I enjoy talking shop, but not so much when I first need to call a toll-free number, punch in a four-to-six-digit code, press the pound key, speak my name after the beep and be dumped into a cybernetic void in which I must wait to hear the sound of another human voice.

Con-call invite from OutlookNo, I’m not a fan of conference calls. Part of that is a common rationale–they allow a PR minder to be on the line and make sure nobody says anything too compromising–but, really, most of it is the exasperating user experience.

That starts with the con-call invitation, which inexorably arrives on my Mac as a blank e-mail consisting only of a “Mail Attachment.ics” file. OS X’s Quick Look won’t reveal its contents, so I must open it in Calendar to see that it contains the number, con-call code and time that should have been in the e-mail itself.
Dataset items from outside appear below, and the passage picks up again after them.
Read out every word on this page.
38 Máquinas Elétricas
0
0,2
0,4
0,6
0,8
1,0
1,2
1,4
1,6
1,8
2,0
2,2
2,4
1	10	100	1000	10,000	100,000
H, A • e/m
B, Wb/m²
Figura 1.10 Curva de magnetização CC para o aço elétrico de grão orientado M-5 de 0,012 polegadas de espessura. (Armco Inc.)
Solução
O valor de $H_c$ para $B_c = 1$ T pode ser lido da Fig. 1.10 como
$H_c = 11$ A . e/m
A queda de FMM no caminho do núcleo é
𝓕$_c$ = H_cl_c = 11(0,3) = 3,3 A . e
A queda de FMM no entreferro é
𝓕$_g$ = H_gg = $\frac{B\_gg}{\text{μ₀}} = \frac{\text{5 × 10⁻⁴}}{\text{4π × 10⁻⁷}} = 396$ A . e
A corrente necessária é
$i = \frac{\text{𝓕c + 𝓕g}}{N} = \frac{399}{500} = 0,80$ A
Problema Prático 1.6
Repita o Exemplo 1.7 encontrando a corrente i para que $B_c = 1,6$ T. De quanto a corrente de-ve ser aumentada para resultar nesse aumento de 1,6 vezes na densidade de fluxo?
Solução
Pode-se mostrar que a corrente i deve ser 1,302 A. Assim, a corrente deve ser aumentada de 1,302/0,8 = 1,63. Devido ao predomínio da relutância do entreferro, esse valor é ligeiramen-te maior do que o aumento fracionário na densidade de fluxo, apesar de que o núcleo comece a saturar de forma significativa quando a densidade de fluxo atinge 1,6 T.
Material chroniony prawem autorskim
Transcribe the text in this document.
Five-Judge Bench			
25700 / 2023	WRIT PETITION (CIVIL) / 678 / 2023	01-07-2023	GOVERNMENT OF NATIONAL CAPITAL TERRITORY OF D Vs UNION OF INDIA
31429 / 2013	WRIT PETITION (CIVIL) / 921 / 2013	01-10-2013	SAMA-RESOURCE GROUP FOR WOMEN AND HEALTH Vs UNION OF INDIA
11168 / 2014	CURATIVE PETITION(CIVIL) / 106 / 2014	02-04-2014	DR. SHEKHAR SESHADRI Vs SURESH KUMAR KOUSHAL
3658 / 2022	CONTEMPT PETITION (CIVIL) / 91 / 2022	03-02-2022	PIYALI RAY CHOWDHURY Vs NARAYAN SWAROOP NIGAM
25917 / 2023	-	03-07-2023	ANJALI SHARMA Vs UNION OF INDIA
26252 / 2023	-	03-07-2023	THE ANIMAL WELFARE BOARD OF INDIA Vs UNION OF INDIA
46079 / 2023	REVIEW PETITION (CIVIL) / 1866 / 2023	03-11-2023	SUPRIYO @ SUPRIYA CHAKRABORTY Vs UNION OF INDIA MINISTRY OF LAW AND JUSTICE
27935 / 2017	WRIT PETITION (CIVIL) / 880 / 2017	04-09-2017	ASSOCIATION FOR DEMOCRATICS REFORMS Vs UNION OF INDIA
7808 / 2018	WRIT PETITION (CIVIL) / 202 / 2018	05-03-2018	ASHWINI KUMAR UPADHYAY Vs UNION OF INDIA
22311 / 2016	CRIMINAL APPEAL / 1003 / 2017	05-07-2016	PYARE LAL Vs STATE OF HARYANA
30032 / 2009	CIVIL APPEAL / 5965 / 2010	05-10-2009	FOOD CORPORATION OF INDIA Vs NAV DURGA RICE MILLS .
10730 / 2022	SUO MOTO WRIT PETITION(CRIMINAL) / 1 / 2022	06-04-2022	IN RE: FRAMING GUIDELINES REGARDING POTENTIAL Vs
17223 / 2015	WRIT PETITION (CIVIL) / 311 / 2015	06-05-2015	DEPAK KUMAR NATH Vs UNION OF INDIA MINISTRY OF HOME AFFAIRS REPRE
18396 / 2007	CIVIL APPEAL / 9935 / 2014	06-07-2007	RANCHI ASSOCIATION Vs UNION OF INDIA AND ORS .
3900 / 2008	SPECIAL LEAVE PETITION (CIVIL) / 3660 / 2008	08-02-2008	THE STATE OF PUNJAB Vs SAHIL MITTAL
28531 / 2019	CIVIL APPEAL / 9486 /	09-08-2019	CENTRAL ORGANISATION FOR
Make me open another program to see what you’re talking about in your e-mail? No.

To judge from the headers of these messages, this is a Microsoft Outlook-transmitted social disease–sending a calendar invitation from inside that sprawling program must not offer the sender any hint of how it will be displayed to a recipient. In my case, it’s badly: Not only does Mail for OS X throw up its hands, the Gmail app for Android doesn’t even show this file.

(And yet Mail for iOS displays a nifty calendar widget for those invitation messages. Apple’s inability to keep its desktop mail client at feature parity with its mobile mail client is a subject for a future rant.)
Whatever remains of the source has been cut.